Bajo ese entendido, no puede concluirse la afectación de la garantía fundamental de igualdad del demandante por vía de un presunto trato discriminatorio, pues la Ley 1820 de 2016 persigue un fin válido y legítimo, desde el punto de vista constitucional, que consiste en crear instrumentos jurídicos que permitan la implementación progresiva del Acuerdo Final para la Terminación del Conflicto y la Construcción de una Paz Estable y Duradera, que como se indicó en precedencia, tiene como destinatario a un grupo social específico y diferenciado, es decir, incluye a «todos quienes, habiendo participado de manera directa o indirecta en el conflicto armado, hayan sido condenados, procesados o señalados de cometer conductas punibles por causa, con ocasión o en relación directa o indirecta con el conflicto armado cometidas con anterioridad a la entrada en vigor del acuerdo final», condición que el aquí accionante no cumple.
7. De otro lado, como acertadamente lo expuso el A quo, la acción de tutela está prevista para enervar la presunta vulneración de un derecho fundamental, sin que pueda ser utilizada como mecanismo apto para cuestionar la validez de las leyes de la República, para lo cual se debe acudir a la acción de inconstitucionalidad, contemplada en el numeral 6º del artículo 40 de la Carta1, concordante con el canon 241-4 ibídem2.
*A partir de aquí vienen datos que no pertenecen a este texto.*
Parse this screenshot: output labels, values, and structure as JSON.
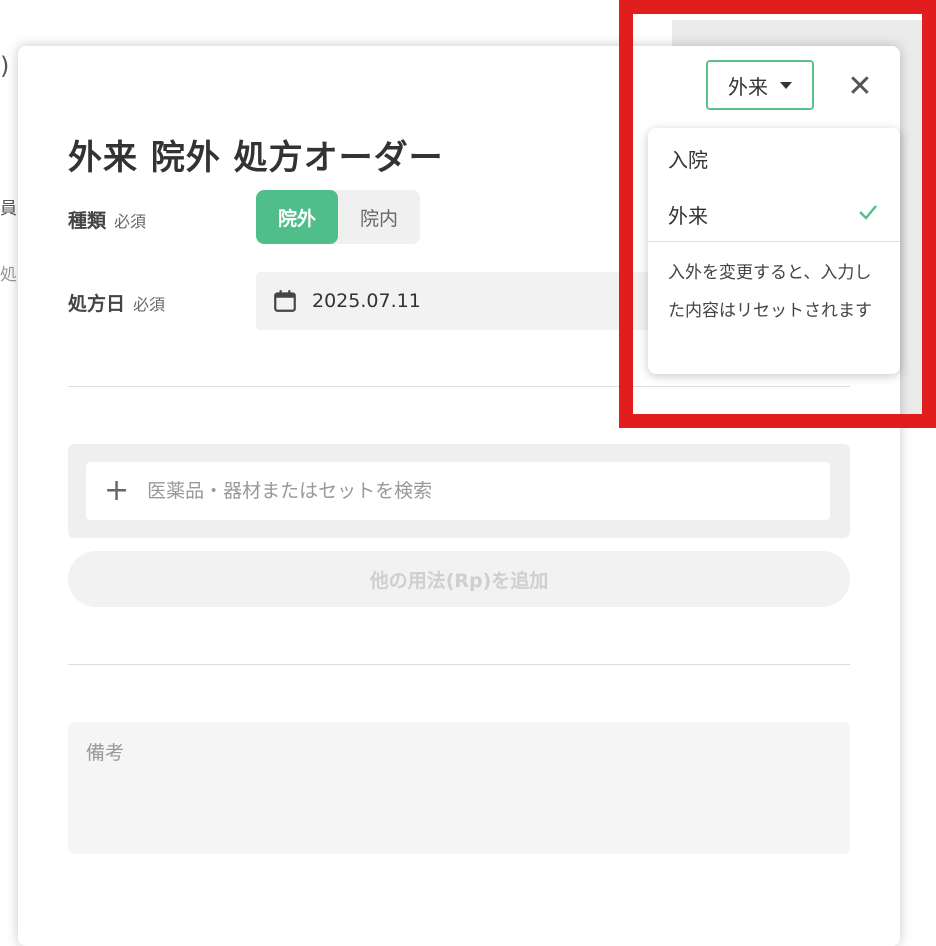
{
  "background": {
    "paren": ")",
    "frag_staff": "員",
    "frag_rx": "処"
  },
  "header": {
    "mode_select_value": "外来",
    "close_glyph": "✕"
  },
  "title": "外来 院外 処方オーダー",
  "type_field": {
    "label": "種類",
    "required": "必須",
    "options": [
      "院外",
      "院内"
    ],
    "selected": "院外"
  },
  "date_field": {
    "label": "処方日",
    "required": "必須",
    "value": "2025.07.11"
  },
  "search": {
    "placeholder": "医薬品・器材またはセットを検索"
  },
  "add_rp_label": "他の用法(Rp)を追加",
  "memo": {
    "placeholder": "備考"
  },
  "dropdown": {
    "items": [
      {
        "label": "入院",
        "checked": false
      },
      {
        "label": "外来",
        "checked": true
      }
    ],
    "note": "入外を変更すると、入力した内容はリセットされます"
  },
  "colors": {
    "accent_green": "#4fbe8a",
    "highlight_red": "#e21d1d"
  },
  "icons": [
    "caret-down-icon",
    "close-icon",
    "calendar-icon",
    "plus-icon",
    "check-icon"
  ]
}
A lo anterior se suma que el accionante no ha solicitado directamente ante el juzgado que vigila la sanción que le fue impuesta por la justicia ordinaria estudie la eventual procedencia de los beneficios contemplados en la Ley 1820 de 2016, lo que implica el desconocimiento del principio de subsidiariedad de la tutela, ante la existencia de mecanismos ordinarios de defensa que tiene a su disposición.
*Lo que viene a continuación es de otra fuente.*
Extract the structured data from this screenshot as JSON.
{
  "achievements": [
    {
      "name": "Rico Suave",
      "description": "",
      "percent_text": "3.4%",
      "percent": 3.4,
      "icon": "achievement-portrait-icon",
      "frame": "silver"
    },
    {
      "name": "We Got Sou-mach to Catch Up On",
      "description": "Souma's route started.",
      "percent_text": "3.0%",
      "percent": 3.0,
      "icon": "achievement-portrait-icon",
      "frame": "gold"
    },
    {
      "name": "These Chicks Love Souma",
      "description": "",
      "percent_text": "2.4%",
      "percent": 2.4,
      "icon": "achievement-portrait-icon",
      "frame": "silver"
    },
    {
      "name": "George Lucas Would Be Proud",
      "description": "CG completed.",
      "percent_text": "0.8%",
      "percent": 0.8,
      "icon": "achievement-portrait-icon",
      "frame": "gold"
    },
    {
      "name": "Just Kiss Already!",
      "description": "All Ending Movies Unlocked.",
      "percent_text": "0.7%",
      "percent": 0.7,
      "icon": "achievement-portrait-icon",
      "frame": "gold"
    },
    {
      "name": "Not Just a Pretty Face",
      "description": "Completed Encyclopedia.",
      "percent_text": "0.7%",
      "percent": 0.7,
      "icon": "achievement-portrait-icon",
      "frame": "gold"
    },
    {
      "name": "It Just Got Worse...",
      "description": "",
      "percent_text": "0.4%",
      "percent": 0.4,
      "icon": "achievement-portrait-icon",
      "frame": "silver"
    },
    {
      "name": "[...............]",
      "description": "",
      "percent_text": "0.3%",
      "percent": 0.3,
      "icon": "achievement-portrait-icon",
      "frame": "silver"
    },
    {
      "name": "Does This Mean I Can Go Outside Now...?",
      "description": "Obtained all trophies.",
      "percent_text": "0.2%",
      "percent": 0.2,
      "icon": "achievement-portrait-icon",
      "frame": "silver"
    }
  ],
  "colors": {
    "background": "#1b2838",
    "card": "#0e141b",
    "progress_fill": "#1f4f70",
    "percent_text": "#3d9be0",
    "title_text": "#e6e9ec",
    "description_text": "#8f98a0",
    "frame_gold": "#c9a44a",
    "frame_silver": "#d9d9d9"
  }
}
En mérito de lo expuesto, la Sala de Decisión de Tutelas N° 1 de la Sala de Casación Penal de la Corte Suprema de Justicia, administrando justicia en nombre de la República y por autoridad de la ley,
RESUELVE
PRIMERO: CONFIRMAR el fallo impugnado.
SEGUNDO: Ejecutoriada esta decisión, remítase el expediente a la Corte Constitucional, para su eventual revisión.
TERCERO: Notifíquese de acuerdo con lo previsto en el artículo 30 del decreto 2591 de 1991.
Notifíquese y cúmplase.
LUIS GUILLERMO SALAZAR OTERO
EYDER PATIÑO CABRERA
Nubia Yolanda Nova García
Secretaria
1 ARTICULO 40. Todo ciudadano tiene derecho a participar en la conformación, ejercicio y control del poder político. Para hacer efectivo este derecho puede:
(…)
6. Interponer acciones públicas en defensa de la Constitución y de la ley.
2 ARTICULO 241. A la Corte Constitucional se le confía la guarda de la integridad y supremacía de la Constitución, en los estrictos y precisos términos de este artículo. Con tal fin, cumplirá las siguientes funciones:
(…)
4. Decidir sobre las demandas de inconstitucionalidad que presenten los ciudadanos contra las leyes, tanto por su contenido material como por vicios de procedimiento en su formación.